I have 5 quartic functions that were found with quartic regression. Each function models a country's relationship with rotavirus vaccination rates (x) against years (y, years are integers and not real values, ex. year 1 -> x=1, etc.)
| f(x) = ax4 + bx3 + cx2 + dx + e | Domain and Range | |
|---|---|---|
| Morocco | y = -0.220x⁴ + 5.44x³ - 47.3x² + 171x - 123 | {x | 1≤x≤10} {y | 5.92 ≤y≤97} |
| Sudan | y = -0.199x⁴ + 5.27x³ - 50.1x² + 205x - 220 | {x | 2≤x≤10} {y | 28.6≤y≤100} |
| Rwanda | y = -0.318x⁴ + 9.12x³ - 95.1x² + 426x - 592 | {x | 3≤x≤10} {y | 50.6≤y≤98} |
| Ghana | y = -0.290x⁴ + 8.20x³ - 84.6x² + 377x - 518 | {x | 3≤x≤10} {y | 49.5≤y≤ 92} |
| Botswana | y = -0.034x⁴ + 1.28x³ - 16.8x² + 90.2x - 78.3 | {x | 3≤x≤10} {y | 72.9≤y≤83.7} |
I'm now trying to find instantaneous rates of change for each country. I want to find instantaneous rates for each integer x value within a country's domain. so for Rwanda, it'd be instantaneous rates of change for x=3,4,5,6,7,8,9,10. I'm super new to calculus so I'm not sure how I'd go about finding the derivative of my quartic functions to calculate instantaneous rates of change - if someone could help me through this and possibly show a sample calculation for one instantaneous rate of change for one of my countries, that'd be really appreciated!!

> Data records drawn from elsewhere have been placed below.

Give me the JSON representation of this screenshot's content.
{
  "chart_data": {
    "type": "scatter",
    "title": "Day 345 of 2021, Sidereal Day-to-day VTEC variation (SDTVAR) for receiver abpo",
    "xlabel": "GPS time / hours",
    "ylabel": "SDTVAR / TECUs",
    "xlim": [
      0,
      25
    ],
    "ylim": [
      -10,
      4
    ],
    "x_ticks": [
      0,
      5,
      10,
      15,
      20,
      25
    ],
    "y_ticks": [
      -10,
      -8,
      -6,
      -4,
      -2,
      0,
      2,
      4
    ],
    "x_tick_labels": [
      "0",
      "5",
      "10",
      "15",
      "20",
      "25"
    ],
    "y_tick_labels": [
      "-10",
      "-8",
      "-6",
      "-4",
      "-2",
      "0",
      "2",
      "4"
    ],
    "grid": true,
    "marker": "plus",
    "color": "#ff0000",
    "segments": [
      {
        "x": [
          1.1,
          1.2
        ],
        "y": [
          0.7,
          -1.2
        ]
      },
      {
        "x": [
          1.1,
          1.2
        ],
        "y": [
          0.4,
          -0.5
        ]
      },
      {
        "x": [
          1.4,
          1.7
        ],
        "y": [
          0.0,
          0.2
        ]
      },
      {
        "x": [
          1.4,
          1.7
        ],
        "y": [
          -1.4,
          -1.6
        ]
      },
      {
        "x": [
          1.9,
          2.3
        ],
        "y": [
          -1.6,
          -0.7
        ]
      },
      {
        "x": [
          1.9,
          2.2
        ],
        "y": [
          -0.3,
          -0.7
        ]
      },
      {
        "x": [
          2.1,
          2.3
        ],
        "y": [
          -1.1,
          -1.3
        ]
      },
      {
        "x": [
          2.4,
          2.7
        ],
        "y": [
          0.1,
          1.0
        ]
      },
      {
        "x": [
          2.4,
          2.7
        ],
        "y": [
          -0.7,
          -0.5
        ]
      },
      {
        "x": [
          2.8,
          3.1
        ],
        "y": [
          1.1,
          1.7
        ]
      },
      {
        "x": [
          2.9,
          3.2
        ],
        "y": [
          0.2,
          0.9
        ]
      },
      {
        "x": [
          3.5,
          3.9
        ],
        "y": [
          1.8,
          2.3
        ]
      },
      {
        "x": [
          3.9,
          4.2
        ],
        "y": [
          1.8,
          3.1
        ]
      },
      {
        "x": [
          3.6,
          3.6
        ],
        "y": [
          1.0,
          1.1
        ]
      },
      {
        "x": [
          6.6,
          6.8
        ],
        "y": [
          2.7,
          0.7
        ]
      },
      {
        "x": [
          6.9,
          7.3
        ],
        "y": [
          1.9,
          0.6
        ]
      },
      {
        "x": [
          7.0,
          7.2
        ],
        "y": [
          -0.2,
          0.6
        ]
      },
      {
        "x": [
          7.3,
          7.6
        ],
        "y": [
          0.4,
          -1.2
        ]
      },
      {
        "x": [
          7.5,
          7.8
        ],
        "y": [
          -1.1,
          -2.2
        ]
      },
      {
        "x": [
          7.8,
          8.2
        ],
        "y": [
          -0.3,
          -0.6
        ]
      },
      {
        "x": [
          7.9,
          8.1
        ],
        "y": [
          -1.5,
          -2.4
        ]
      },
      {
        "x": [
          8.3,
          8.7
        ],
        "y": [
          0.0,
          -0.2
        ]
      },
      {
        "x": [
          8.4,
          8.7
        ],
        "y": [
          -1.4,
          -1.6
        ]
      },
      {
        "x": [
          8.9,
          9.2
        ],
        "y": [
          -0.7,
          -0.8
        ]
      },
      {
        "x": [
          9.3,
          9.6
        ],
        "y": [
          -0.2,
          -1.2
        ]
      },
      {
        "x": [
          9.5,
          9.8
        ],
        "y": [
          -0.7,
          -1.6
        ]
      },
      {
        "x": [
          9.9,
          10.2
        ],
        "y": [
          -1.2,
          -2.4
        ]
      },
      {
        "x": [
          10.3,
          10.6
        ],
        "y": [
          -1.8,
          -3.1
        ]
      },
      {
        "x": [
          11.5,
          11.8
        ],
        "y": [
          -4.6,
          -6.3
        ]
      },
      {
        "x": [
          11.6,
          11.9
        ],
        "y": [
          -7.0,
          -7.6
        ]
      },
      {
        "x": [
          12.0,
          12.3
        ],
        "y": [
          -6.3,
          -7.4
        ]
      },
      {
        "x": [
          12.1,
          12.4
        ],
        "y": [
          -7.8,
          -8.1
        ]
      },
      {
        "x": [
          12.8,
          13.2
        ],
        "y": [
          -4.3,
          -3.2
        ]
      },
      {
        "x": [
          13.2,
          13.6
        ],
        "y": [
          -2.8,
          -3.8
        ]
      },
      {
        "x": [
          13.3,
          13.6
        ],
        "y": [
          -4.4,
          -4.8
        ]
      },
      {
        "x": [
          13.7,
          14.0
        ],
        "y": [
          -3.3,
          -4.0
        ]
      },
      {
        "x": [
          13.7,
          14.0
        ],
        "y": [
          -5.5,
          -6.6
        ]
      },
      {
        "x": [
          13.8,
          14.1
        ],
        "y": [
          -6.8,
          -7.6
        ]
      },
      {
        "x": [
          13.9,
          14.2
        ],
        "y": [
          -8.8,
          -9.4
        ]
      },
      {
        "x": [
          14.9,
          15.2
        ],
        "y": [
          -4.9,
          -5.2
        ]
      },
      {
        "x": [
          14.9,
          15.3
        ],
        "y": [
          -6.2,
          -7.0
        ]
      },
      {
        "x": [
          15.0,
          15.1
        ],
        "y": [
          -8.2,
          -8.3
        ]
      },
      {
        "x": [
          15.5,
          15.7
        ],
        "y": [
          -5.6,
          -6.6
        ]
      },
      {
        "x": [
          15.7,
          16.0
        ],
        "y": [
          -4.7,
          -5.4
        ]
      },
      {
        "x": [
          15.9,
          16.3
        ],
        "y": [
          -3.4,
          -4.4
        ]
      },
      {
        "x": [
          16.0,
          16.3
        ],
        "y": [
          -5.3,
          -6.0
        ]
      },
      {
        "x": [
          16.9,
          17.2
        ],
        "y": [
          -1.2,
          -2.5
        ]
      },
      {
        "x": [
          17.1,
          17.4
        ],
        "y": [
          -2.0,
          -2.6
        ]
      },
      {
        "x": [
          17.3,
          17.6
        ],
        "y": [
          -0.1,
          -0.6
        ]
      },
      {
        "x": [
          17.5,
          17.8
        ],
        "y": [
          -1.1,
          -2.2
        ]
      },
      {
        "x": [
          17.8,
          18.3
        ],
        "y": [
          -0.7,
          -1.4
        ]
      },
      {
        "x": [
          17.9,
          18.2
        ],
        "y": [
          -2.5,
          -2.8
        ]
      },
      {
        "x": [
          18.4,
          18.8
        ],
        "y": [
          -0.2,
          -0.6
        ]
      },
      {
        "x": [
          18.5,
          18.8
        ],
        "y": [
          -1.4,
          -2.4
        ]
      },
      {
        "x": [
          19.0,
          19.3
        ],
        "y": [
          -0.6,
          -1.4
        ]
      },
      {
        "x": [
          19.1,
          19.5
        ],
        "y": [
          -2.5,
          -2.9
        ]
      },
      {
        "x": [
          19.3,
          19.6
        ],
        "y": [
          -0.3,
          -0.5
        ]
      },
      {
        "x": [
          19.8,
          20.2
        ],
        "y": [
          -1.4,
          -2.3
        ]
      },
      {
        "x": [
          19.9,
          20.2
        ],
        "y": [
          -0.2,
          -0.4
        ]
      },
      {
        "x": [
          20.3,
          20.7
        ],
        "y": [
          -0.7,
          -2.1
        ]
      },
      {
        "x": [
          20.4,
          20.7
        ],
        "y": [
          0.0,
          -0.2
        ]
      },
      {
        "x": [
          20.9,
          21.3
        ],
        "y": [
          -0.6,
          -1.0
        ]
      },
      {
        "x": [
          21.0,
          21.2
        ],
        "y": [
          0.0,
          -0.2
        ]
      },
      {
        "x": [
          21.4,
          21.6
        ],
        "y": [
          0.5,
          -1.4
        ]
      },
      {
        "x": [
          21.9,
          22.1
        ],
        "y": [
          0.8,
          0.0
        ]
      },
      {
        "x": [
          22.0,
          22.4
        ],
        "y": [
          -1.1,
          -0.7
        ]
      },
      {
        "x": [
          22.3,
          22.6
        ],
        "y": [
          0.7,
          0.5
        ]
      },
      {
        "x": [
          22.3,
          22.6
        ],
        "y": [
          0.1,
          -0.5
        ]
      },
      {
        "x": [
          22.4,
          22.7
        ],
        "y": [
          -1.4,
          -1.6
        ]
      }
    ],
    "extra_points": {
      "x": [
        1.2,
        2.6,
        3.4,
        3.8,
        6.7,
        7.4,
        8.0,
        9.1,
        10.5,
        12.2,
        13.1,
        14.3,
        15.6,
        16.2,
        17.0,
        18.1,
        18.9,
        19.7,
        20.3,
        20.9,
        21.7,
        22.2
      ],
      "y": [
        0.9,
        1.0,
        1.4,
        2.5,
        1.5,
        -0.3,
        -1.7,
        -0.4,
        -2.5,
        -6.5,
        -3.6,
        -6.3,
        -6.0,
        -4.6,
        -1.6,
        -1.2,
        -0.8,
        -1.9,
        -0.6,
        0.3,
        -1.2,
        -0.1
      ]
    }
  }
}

PS: my goal afterwards is to graph each country’s instantaneous rates of change values (y) over time (x) and perform linear regression each. and then, whichever country (instantaneous rate of change linear graph) has the highest slope value = increased the most in vaccination rates over x many years. please let me know if you think this makes sense if you can!
The rate of change over time t of a function is given by its rise over its run, so by $\frac {f(a+t)-f(a)}{t}$. Try to graph a function to see it graphically.

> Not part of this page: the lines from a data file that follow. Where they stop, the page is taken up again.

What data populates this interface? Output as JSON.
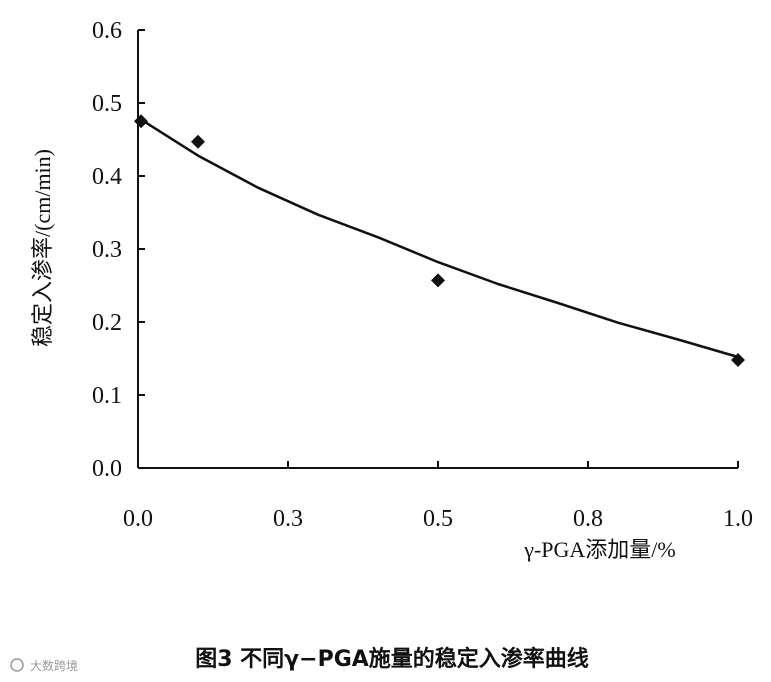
{
  "chart_data": {
    "type": "scatter",
    "title": "",
    "xlabel": "γ-PGA添加量/%",
    "ylabel": "稳定入渗率/(cm/min)",
    "xlim": [
      0.0,
      1.0
    ],
    "ylim": [
      0.0,
      0.6
    ],
    "x_ticks": [
      0.0,
      0.25,
      0.5,
      0.75,
      1.0
    ],
    "x_tick_labels": [
      "0.0",
      "0.3",
      "0.5",
      "0.8",
      "1.0"
    ],
    "y_ticks": [
      0.0,
      0.1,
      0.2,
      0.3,
      0.4,
      0.5,
      0.6
    ],
    "y_tick_labels": [
      "0.0",
      "0.1",
      "0.2",
      "0.3",
      "0.4",
      "0.5",
      "0.6"
    ],
    "grid": false,
    "legend": "none",
    "series": [
      {
        "marker": "diamond",
        "x": [
          0.005,
          0.1,
          0.5,
          1.0
        ],
        "y": [
          0.475,
          0.447,
          0.257,
          0.148
        ]
      }
    ],
    "trendline": {
      "x": [
        0.0,
        0.1,
        0.2,
        0.3,
        0.4,
        0.5,
        0.6,
        0.7,
        0.8,
        0.9,
        1.0
      ],
      "y": [
        0.48,
        0.428,
        0.384,
        0.347,
        0.316,
        0.282,
        0.252,
        0.226,
        0.199,
        0.176,
        0.152
      ]
    }
  },
  "caption": "图3  不同γ−PGA施量的稳定入渗率曲线",
  "watermark": "大数跨境",
  "colors": {
    "ink": "#111111",
    "watermark": "#9a9a9a"
  }
}
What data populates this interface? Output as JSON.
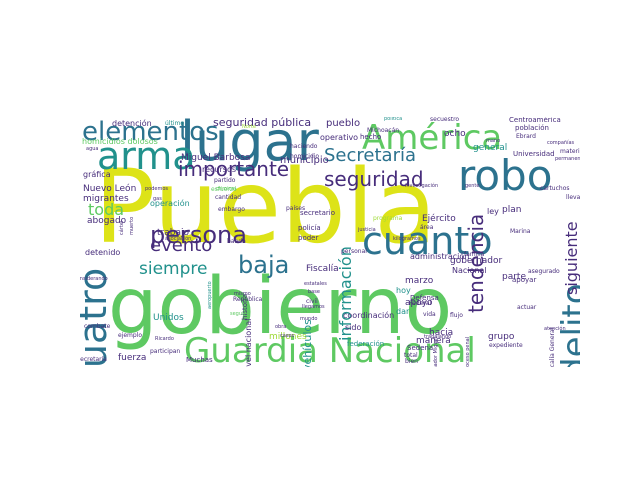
{
  "palette": {
    "yellow": "#dde318",
    "green": "#5ec962",
    "teal": "#21918c",
    "blue": "#2c728e",
    "purple": "#472d7b",
    "dark": "#440154",
    "lime": "#a0da39"
  },
  "words": [
    {
      "text": "Puebla",
      "color": "#dde318"
    },
    {
      "text": "gobierno",
      "color": "#5ec962"
    },
    {
      "text": "Guardia Nacional",
      "color": "#5ec962"
    },
    {
      "text": "lugar",
      "color": "#2c728e"
    },
    {
      "text": "América",
      "color": "#5ec962"
    },
    {
      "text": "cuanto",
      "color": "#2c728e"
    },
    {
      "text": "robo",
      "color": "#2c728e"
    },
    {
      "text": "arma",
      "color": "#21918c"
    },
    {
      "text": "cuatro",
      "color": "#2c728e"
    },
    {
      "text": "elementos",
      "color": "#2c728e"
    },
    {
      "text": "delito",
      "color": "#2c728e"
    },
    {
      "text": "persona",
      "color": "#472d7b"
    },
    {
      "text": "baja",
      "color": "#2c728e"
    },
    {
      "text": "importante",
      "color": "#472d7b"
    },
    {
      "text": "seguridad",
      "color": "#472d7b"
    },
    {
      "text": "Secretaría",
      "color": "#2c728e"
    },
    {
      "text": "evento",
      "color": "#472d7b"
    },
    {
      "text": "siempre",
      "color": "#21918c"
    },
    {
      "text": "toda",
      "color": "#5ec962"
    },
    {
      "text": "tendencia",
      "color": "#472d7b"
    },
    {
      "text": "información",
      "color": "#21918c"
    },
    {
      "text": "siguiente",
      "color": "#472d7b"
    },
    {
      "text": "seguridad pública",
      "color": "#472d7b"
    },
    {
      "text": "pueblo",
      "color": "#472d7b"
    },
    {
      "text": "Miguel Barbosa",
      "color": "#472d7b"
    },
    {
      "text": "municipio",
      "color": "#472d7b"
    },
    {
      "text": "homicidios dolosos",
      "color": "#5ec962"
    },
    {
      "text": "Nuevo León",
      "color": "#472d7b"
    },
    {
      "text": "migrantes",
      "color": "#472d7b"
    },
    {
      "text": "abogado",
      "color": "#472d7b"
    },
    {
      "text": "detenido",
      "color": "#472d7b"
    },
    {
      "text": "trabajo",
      "color": "#472d7b"
    },
    {
      "text": "operación",
      "color": "#21918c"
    },
    {
      "text": "gráfica",
      "color": "#472d7b"
    },
    {
      "text": "recursos",
      "color": "#472d7b"
    },
    {
      "text": "Fiscalía",
      "color": "#472d7b"
    },
    {
      "text": "gobernador",
      "color": "#472d7b"
    },
    {
      "text": "Nacional",
      "color": "#472d7b"
    },
    {
      "text": "parte",
      "color": "#472d7b"
    },
    {
      "text": "apoyo",
      "color": "#472d7b"
    },
    {
      "text": "marzo",
      "color": "#472d7b"
    },
    {
      "text": "Ejército",
      "color": "#472d7b"
    },
    {
      "text": "plan",
      "color": "#472d7b"
    },
    {
      "text": "ley",
      "color": "#472d7b"
    },
    {
      "text": "hoy",
      "color": "#21918c"
    },
    {
      "text": "dar",
      "color": "#21918c"
    },
    {
      "text": "sido",
      "color": "#472d7b"
    },
    {
      "text": "grupo",
      "color": "#472d7b"
    },
    {
      "text": "manera",
      "color": "#472d7b"
    },
    {
      "text": "hacia",
      "color": "#472d7b"
    },
    {
      "text": "coordinación",
      "color": "#472d7b"
    },
    {
      "text": "Unidos",
      "color": "#21918c"
    },
    {
      "text": "fuerza",
      "color": "#472d7b"
    },
    {
      "text": "vehículos",
      "color": "#21918c"
    },
    {
      "text": "nivel nacional",
      "color": "#472d7b"
    },
    {
      "text": "millones",
      "color": "#a0da39"
    },
    {
      "text": "historia",
      "color": "#472d7b"
    },
    {
      "text": "policía",
      "color": "#472d7b"
    },
    {
      "text": "poder",
      "color": "#472d7b"
    },
    {
      "text": "general",
      "color": "#21918c"
    },
    {
      "text": "ocho",
      "color": "#472d7b"
    },
    {
      "text": "operativo",
      "color": "#472d7b"
    },
    {
      "text": "hecho",
      "color": "#472d7b"
    },
    {
      "text": "Centroamérica",
      "color": "#472d7b"
    },
    {
      "text": "población",
      "color": "#472d7b"
    },
    {
      "text": "Universidad",
      "color": "#472d7b"
    },
    {
      "text": "administración",
      "color": "#472d7b"
    },
    {
      "text": "secretario",
      "color": "#472d7b"
    },
    {
      "text": "personal",
      "color": "#472d7b"
    },
    {
      "text": "detención",
      "color": "#472d7b"
    },
    {
      "text": "último",
      "color": "#21918c"
    },
    {
      "text": "haciendo",
      "color": "#472d7b"
    },
    {
      "text": "homicidio",
      "color": "#472d7b"
    },
    {
      "text": "partido",
      "color": "#472d7b"
    },
    {
      "text": "esfuerzo",
      "color": "#5ec962"
    },
    {
      "text": "cantidad",
      "color": "#472d7b"
    },
    {
      "text": "embargo",
      "color": "#472d7b"
    },
    {
      "text": "países",
      "color": "#472d7b"
    },
    {
      "text": "justicia",
      "color": "#472d7b"
    },
    {
      "text": "banda",
      "color": "#472d7b"
    },
    {
      "text": "República",
      "color": "#472d7b"
    },
    {
      "text": "mundo",
      "color": "#472d7b"
    },
    {
      "text": "Defensa",
      "color": "#472d7b"
    },
    {
      "text": "Sedena",
      "color": "#472d7b"
    },
    {
      "text": "total",
      "color": "#472d7b"
    },
    {
      "text": "bien",
      "color": "#472d7b"
    },
    {
      "text": "federación",
      "color": "#21918c"
    },
    {
      "text": "trabajando",
      "color": "#472d7b"
    },
    {
      "text": "expediente",
      "color": "#472d7b"
    },
    {
      "text": "apoyar",
      "color": "#472d7b"
    },
    {
      "text": "actuar",
      "color": "#472d7b"
    },
    {
      "text": "atención",
      "color": "#472d7b"
    },
    {
      "text": "familia",
      "color": "#472d7b"
    },
    {
      "text": "asegurado",
      "color": "#472d7b"
    },
    {
      "text": "Marina",
      "color": "#472d7b"
    },
    {
      "text": "cartuchos",
      "color": "#472d7b"
    },
    {
      "text": "llevar",
      "color": "#472d7b"
    },
    {
      "text": "materia",
      "color": "#472d7b"
    },
    {
      "text": "permanente",
      "color": "#472d7b"
    },
    {
      "text": "compañías",
      "color": "#472d7b"
    },
    {
      "text": "secuestro",
      "color": "#472d7b"
    },
    {
      "text": "política",
      "color": "#21918c"
    },
    {
      "text": "Michoacán",
      "color": "#472d7b"
    },
    {
      "text": "investigación",
      "color": "#472d7b"
    },
    {
      "text": "gente",
      "color": "#472d7b"
    },
    {
      "text": "kilogramos",
      "color": "#472d7b"
    },
    {
      "text": "área",
      "color": "#472d7b"
    },
    {
      "text": "programa",
      "color": "#a0da39"
    },
    {
      "text": "Federal",
      "color": "#472d7b"
    },
    {
      "text": "estatales",
      "color": "#472d7b"
    },
    {
      "text": "base",
      "color": "#472d7b"
    },
    {
      "text": "civil",
      "color": "#472d7b"
    },
    {
      "text": "llegamos",
      "color": "#472d7b"
    },
    {
      "text": "casos",
      "color": "#472d7b"
    },
    {
      "text": "obra",
      "color": "#472d7b"
    },
    {
      "text": "Muchas",
      "color": "#472d7b"
    },
    {
      "text": "participan",
      "color": "#472d7b"
    },
    {
      "text": "ejemplo",
      "color": "#472d7b"
    },
    {
      "text": "combate",
      "color": "#472d7b"
    },
    {
      "text": "considerando",
      "color": "#472d7b"
    },
    {
      "text": "Ricardo",
      "color": "#472d7b"
    },
    {
      "text": "secretaría",
      "color": "#472d7b"
    },
    {
      "text": "podemos",
      "color": "#472d7b"
    },
    {
      "text": "gas",
      "color": "#472d7b"
    },
    {
      "text": "cártel",
      "color": "#472d7b"
    },
    {
      "text": "muerto",
      "color": "#472d7b"
    },
    {
      "text": "agua",
      "color": "#472d7b"
    },
    {
      "text": "Marina Armada",
      "color": "#21918c"
    },
    {
      "text": "Fiscalía General",
      "color": "#472d7b"
    },
    {
      "text": "gobernador Miguel",
      "color": "#472d7b"
    },
    {
      "text": "proceso penal",
      "color": "#472d7b"
    },
    {
      "text": "Ebrard",
      "color": "#472d7b"
    },
    {
      "text": "mismo",
      "color": "#472d7b"
    },
    {
      "text": "vida",
      "color": "#472d7b"
    },
    {
      "text": "seguir",
      "color": "#5ec962"
    },
    {
      "text": "asociación",
      "color": "#472d7b"
    },
    {
      "text": "criminal",
      "color": "#5ec962"
    },
    {
      "text": "aeropuerto",
      "color": "#21918c"
    },
    {
      "text": "Norte",
      "color": "#a0da39"
    },
    {
      "text": "flujo",
      "color": "#472d7b"
    },
    {
      "text": "mano",
      "color": "#472d7b"
    }
  ]
}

It's clear that by reducing $t$ more and more you get a rate of change over a smaller and smaller amount of time, so ideally as $t$ approaches $0$ (ax $x \to 0$) you'll get the instantaneous rate of change.
$f'(a)$ is none other than $lim_{t \to 0} \frac {f(a+t)-f(a)}{t}$.
Polynomials like yours are quite easy to differentiate; without going into a proof you should know that whenever $f(x)= b x^n$ then $f'(x)=b \;nx^{n-1}$; if $f(x)=c$ for some constant $c$ then $f'(x)=0$ and that $(f+g)'(a)=f'(a)+g'(a)$.
So in the first case we'll have $f'(x)=-0.220 *4 x^3+5.44*3 x^2+47.3*2x+171+0$.